Moreover, they were going to change their entire tactics. No more high-altitude raids. They would go in low, 5,000 to 6,000 feet, and the crews would be reduced to save weight for more bombs. . . . Japanese anti-aircraft defenses were nothing like the German, LeMay knew from his European Theater experience. He anticipated losses due to flak would be only 5 percent. . . .
Only two aircraft had been lost to flak to date because the Japanese relied on searchlights and radar, while the German flak batteries were controlled electronically. . . .
What about fighters? Somebody asked.
That would not be a problem.
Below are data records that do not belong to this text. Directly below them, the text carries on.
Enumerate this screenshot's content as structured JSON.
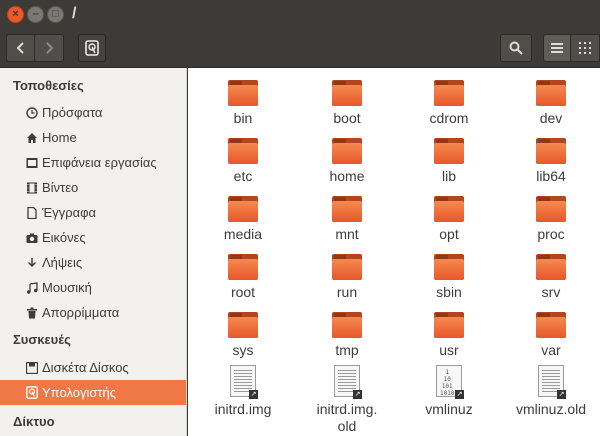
{
  "window": {
    "title": "/",
    "close_glyph": "×",
    "minimize_glyph": "–",
    "maximize_glyph": "□"
  },
  "toolbar": {
    "back_icon": "chevron-left-icon",
    "forward_icon": "chevron-right-icon",
    "location_icon": "drive-icon",
    "search_icon": "search-icon",
    "list_view_icon": "list-view-icon",
    "grid_view_icon": "grid-view-icon"
  },
  "sidebar": {
    "places_header": "Τοποθεσίες",
    "places": [
      {
        "label": "Πρόσφατα",
        "icon": "clock-icon"
      },
      {
        "label": "Home",
        "icon": "home-icon"
      },
      {
        "label": "Επιφάνεια εργασίας",
        "icon": "desktop-folder-icon"
      },
      {
        "label": "Βίντεο",
        "icon": "film-icon"
      },
      {
        "label": "Έγγραφα",
        "icon": "document-icon"
      },
      {
        "label": "Εικόνες",
        "icon": "camera-icon"
      },
      {
        "label": "Λήψεις",
        "icon": "download-icon"
      },
      {
        "label": "Μουσική",
        "icon": "music-icon"
      },
      {
        "label": "Απορρίμματα",
        "icon": "trash-icon"
      }
    ],
    "devices_header": "Συσκευές",
    "devices": [
      {
        "label": "Δισκέτα Δίσκος",
        "icon": "floppy-icon"
      },
      {
        "label": "Υπολογιστής",
        "icon": "computer-icon",
        "selected": true
      }
    ],
    "network_header": "Δίκτυο"
  },
  "files": [
    {
      "name": "bin",
      "type": "folder"
    },
    {
      "name": "boot",
      "type": "folder"
    },
    {
      "name": "cdrom",
      "type": "folder"
    },
    {
      "name": "dev",
      "type": "folder"
    },
    {
      "name": "etc",
      "type": "folder"
    },
    {
      "name": "home",
      "type": "folder"
    },
    {
      "name": "lib",
      "type": "folder"
    },
    {
      "name": "lib64",
      "type": "folder"
    },
    {
      "name": "media",
      "type": "folder"
    },
    {
      "name": "mnt",
      "type": "folder"
    },
    {
      "name": "opt",
      "type": "folder"
    },
    {
      "name": "proc",
      "type": "folder"
    },
    {
      "name": "root",
      "type": "folder"
    },
    {
      "name": "run",
      "type": "folder"
    },
    {
      "name": "sbin",
      "type": "folder"
    },
    {
      "name": "srv",
      "type": "folder"
    },
    {
      "name": "sys",
      "type": "folder"
    },
    {
      "name": "tmp",
      "type": "folder"
    },
    {
      "name": "usr",
      "type": "folder"
    },
    {
      "name": "var",
      "type": "folder"
    },
    {
      "name": "initrd.img",
      "type": "link"
    },
    {
      "name": "initrd.img.",
      "name2": "old",
      "type": "link"
    },
    {
      "name": "vmlinuz",
      "type": "binary-link",
      "bin_text": "1\n10\n101\n1010"
    },
    {
      "name": "vmlinuz.old",
      "type": "link"
    }
  ],
  "colors": {
    "accent": "#f07746",
    "folder": "#e8572a",
    "titlebar": "#3c3b37"
  }
}
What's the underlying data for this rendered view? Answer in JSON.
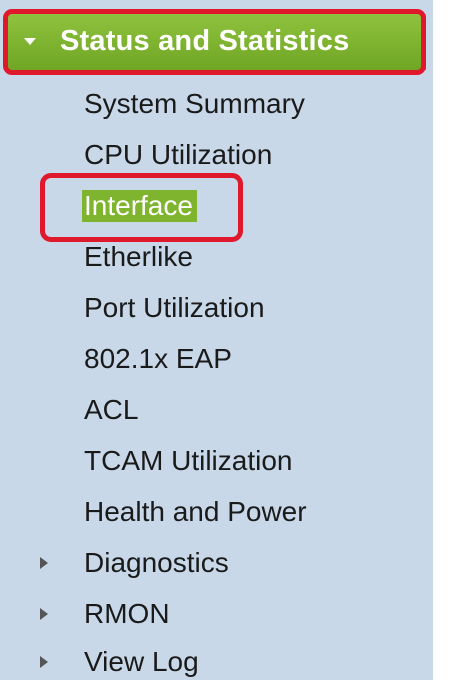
{
  "section": {
    "title": "Status and Statistics",
    "expanded_icon": "triangle-down-icon"
  },
  "items": [
    {
      "label": "System Summary"
    },
    {
      "label": "CPU Utilization"
    },
    {
      "label": "Interface",
      "selected": true
    },
    {
      "label": "Etherlike"
    },
    {
      "label": "Port Utilization"
    },
    {
      "label": "802.1x EAP"
    },
    {
      "label": "ACL"
    },
    {
      "label": "TCAM Utilization"
    },
    {
      "label": "Health and Power"
    }
  ],
  "collapsed_sections": [
    {
      "label": "Diagnostics",
      "icon": "triangle-right-icon"
    },
    {
      "label": "RMON",
      "icon": "triangle-right-icon"
    },
    {
      "label": "View Log",
      "icon": "triangle-right-icon"
    }
  ],
  "colors": {
    "panel_bg": "#c8d8e8",
    "accent_green": "#7fb52e",
    "highlight_red": "#e0182b"
  }
}
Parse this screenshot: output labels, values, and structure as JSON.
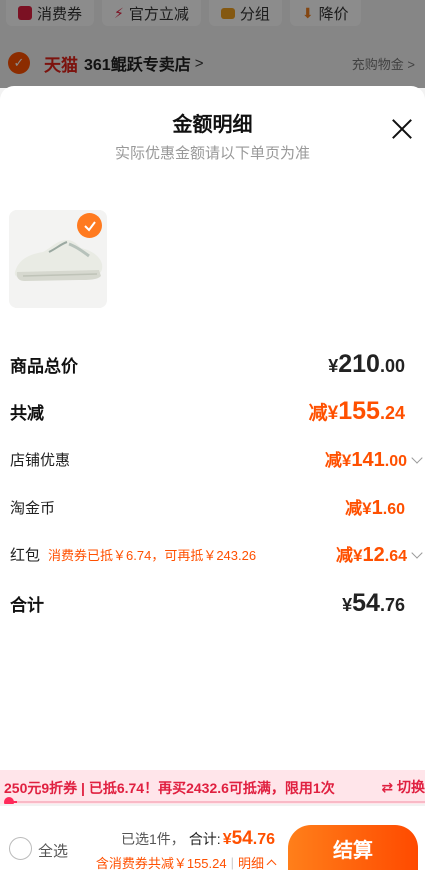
{
  "background": {
    "chips": [
      {
        "label": "消费券",
        "icon": "coupon-icon",
        "color": "#e02040"
      },
      {
        "label": "官方立减",
        "icon": "lightning-icon",
        "color": "#e02040"
      },
      {
        "label": "分组",
        "icon": "folder-icon",
        "color": "#f0a020"
      },
      {
        "label": "降价",
        "icon": "price-down-icon",
        "color": "#f08020"
      }
    ],
    "store": {
      "brand": "天猫",
      "name": "361鲲跃专卖店",
      "chevron": ">",
      "refill": "充购物金 >"
    }
  },
  "sheet": {
    "title": "金额明细",
    "subtitle": "实际优惠金额请以下单页为准",
    "rows": {
      "subtotal": {
        "label": "商品总价",
        "sym": "¥",
        "int": "210",
        "dec": ".00"
      },
      "total_discount": {
        "label": "共减",
        "sym": "减¥",
        "int": "155",
        "dec": ".24"
      },
      "store_discount": {
        "label": "店铺优惠",
        "sym": "减¥",
        "int": "141",
        "dec": ".00"
      },
      "taojinbi": {
        "label": "淘金币",
        "sym": "减¥",
        "int": "1",
        "dec": ".60"
      },
      "red_packet": {
        "label": "红包",
        "note": "消费券已抵￥6.74，可再抵￥243.26",
        "sym": "减¥",
        "int": "12",
        "dec": ".64"
      },
      "total": {
        "label": "合计",
        "sym": "¥",
        "int": "54",
        "dec": ".76"
      }
    }
  },
  "promo": {
    "text": "250元9折券 | 已抵6.74！再买2432.6可抵满，限用1次",
    "switch": "⇄ 切换",
    "progress": 0.027
  },
  "bottom": {
    "select_all": "全选",
    "selected": "已选1件，",
    "total_label": "合计:",
    "total_sym": "¥",
    "total_int": "54",
    "total_dec": ".76",
    "discount_text": "含消费券共减￥155.24",
    "detail": "明细",
    "checkout": "结算"
  },
  "colors": {
    "accent": "#ff5000",
    "promo_red": "#e02040"
  }
}
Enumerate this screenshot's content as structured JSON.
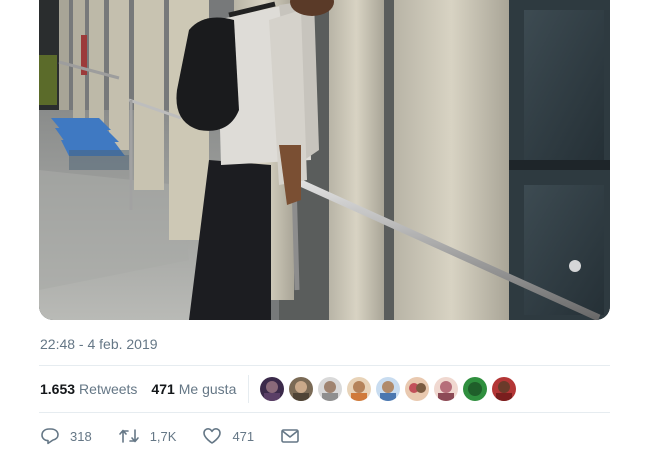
{
  "tweet": {
    "timestamp": "22:48 - 4 feb. 2019",
    "stats": {
      "retweets_count": "1.653",
      "retweets_label": "Retweets",
      "likes_count": "471",
      "likes_label": "Me gusta"
    },
    "liked_by_avatars": [
      {
        "name": "avatar-1",
        "color": "#3b2a4a"
      },
      {
        "name": "avatar-2",
        "color": "#7a6a55"
      },
      {
        "name": "avatar-3",
        "color": "#8f8f8f"
      },
      {
        "name": "avatar-4",
        "color": "#b5835a"
      },
      {
        "name": "avatar-5",
        "color": "#4a77b0"
      },
      {
        "name": "avatar-6",
        "color": "#c2505a"
      },
      {
        "name": "avatar-7",
        "color": "#b66e7a"
      },
      {
        "name": "avatar-8",
        "color": "#2f8f3e"
      },
      {
        "name": "avatar-9",
        "color": "#b33636"
      }
    ],
    "actions": {
      "replies": "318",
      "retweets": "1,7K",
      "likes": "471"
    }
  },
  "colors": {
    "secondary_text": "#657786",
    "divider": "#e6ecf0"
  },
  "icons": [
    "reply-icon",
    "retweet-icon",
    "like-icon",
    "message-icon"
  ]
}
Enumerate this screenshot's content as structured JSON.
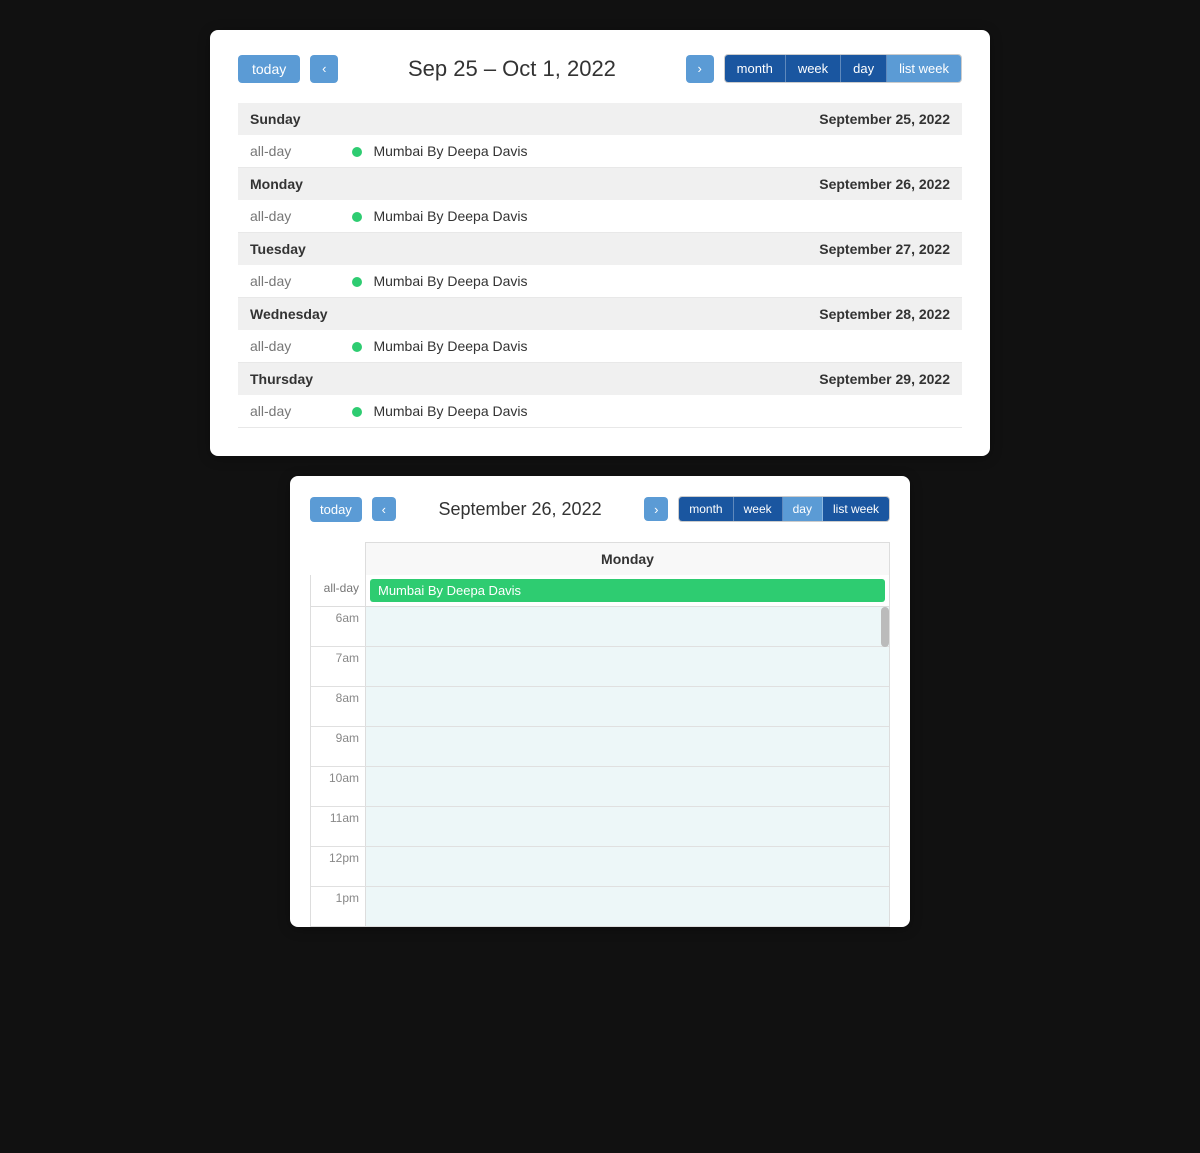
{
  "top_calendar": {
    "today_label": "today",
    "nav_prev": "‹",
    "nav_next": "›",
    "title": "Sep 25 – Oct 1, 2022",
    "views": [
      "month",
      "week",
      "day",
      "list week"
    ],
    "active_view": "list week",
    "days": [
      {
        "day_name": "Sunday",
        "day_date": "September 25, 2022",
        "events": [
          {
            "time": "all-day",
            "dot_color": "#2ecc71",
            "title": "Mumbai By Deepa Davis"
          }
        ]
      },
      {
        "day_name": "Monday",
        "day_date": "September 26, 2022",
        "events": [
          {
            "time": "all-day",
            "dot_color": "#2ecc71",
            "title": "Mumbai By Deepa Davis"
          }
        ]
      },
      {
        "day_name": "Tuesday",
        "day_date": "September 27, 2022",
        "events": [
          {
            "time": "all-day",
            "dot_color": "#2ecc71",
            "title": "Mumbai By Deepa Davis"
          }
        ]
      },
      {
        "day_name": "Wednesday",
        "day_date": "September 28, 2022",
        "events": [
          {
            "time": "all-day",
            "dot_color": "#2ecc71",
            "title": "Mumbai By Deepa Davis"
          }
        ]
      },
      {
        "day_name": "Thursday",
        "day_date": "September 29, 2022",
        "events": [
          {
            "time": "all-day",
            "dot_color": "#2ecc71",
            "title": "Mumbai By Deepa Davis"
          }
        ]
      }
    ]
  },
  "bottom_calendar": {
    "today_label": "today",
    "nav_prev": "‹",
    "nav_next": "›",
    "title": "September 26, 2022",
    "views": [
      "month",
      "week",
      "day",
      "list week"
    ],
    "active_view": "day",
    "day_column_header": "Monday",
    "allday_label": "all-day",
    "allday_event": "Mumbai By Deepa Davis",
    "time_slots": [
      "6am",
      "7am",
      "8am",
      "9am",
      "10am",
      "11am",
      "12pm",
      "1pm"
    ]
  }
}
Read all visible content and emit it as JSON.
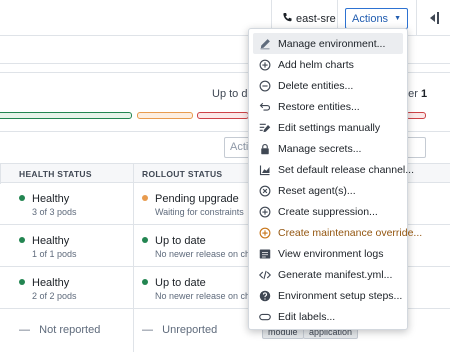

The Japanese had only two groups of night fighters in all the home islands, LeMay said. “That’s why I’m sending in the B-29s without machine guns or ammunition.” (Edwin Hoyt, Inferno: The Fire Bombing of Japan, New York: Madison Books, 2000, Kindle Edition, locs. 231-243)
Two, by April 1945, nearly all of Japan's top civilian leaders, including Hirohito, wanted to surrender. This has been so well documented that it is amazing that you would get on a public board and claim that "the Japanese had no intention of surrendering." Good grief, that is inexcusable fiction given what we've known for at least two decades now. The whole reason that Hirohito and Kido engineered Tojo's forced resignation was to get a more moderate prime minister who would help them end the war, and in a few months they got just that person in Admiral Suzuki, who played a crucial role in overcoming the militarists' opposition to surrender. How can anyone who claims to be a serious researcher on this subject not know this stuff?
Three, as for your pathetic exaggerations about Japan's military capability to repel an invasion, they are just laughable. On what planet did Japan have "thousands of suicide boats" and "tens of thousands of kamikaze aircraft" ready to repel an invasion?
Japan's total number of military aircraft of any kind by mid-1945 was about 9,000, and many of those aircraft were not fit to be called "military" in any meaningful sense of the word, not to mention the fact that Japan was so low on fuel that they were training new pilots using movies instead of actual air training. Where in the devil do you get the claim that Japan had "tens of thousands" of kamikaze planes available?
And "thousands of suicide boats"???!!! Not on this planet. And, pray tell, what fuel would those alleged thousands of boats have used? Who would have piloted them? How would they have even gotten near a U.S. Navy ship that had even minimal weaponry? The Japanese navy was virtually non-existent by early 1945, as was Japan's merchant sea force, especially in the waters around Japan. Where do you get this figure of "thousands of suicide boats"? This dubious figure must be heavily counting small fishing boats and other small commercial vessels, which would have been easily and quickly blown out of the water if they had tried to approach even a smaller-sized American destroyer, much less a heavy cruiser, a battleship, or an aircraft carrier.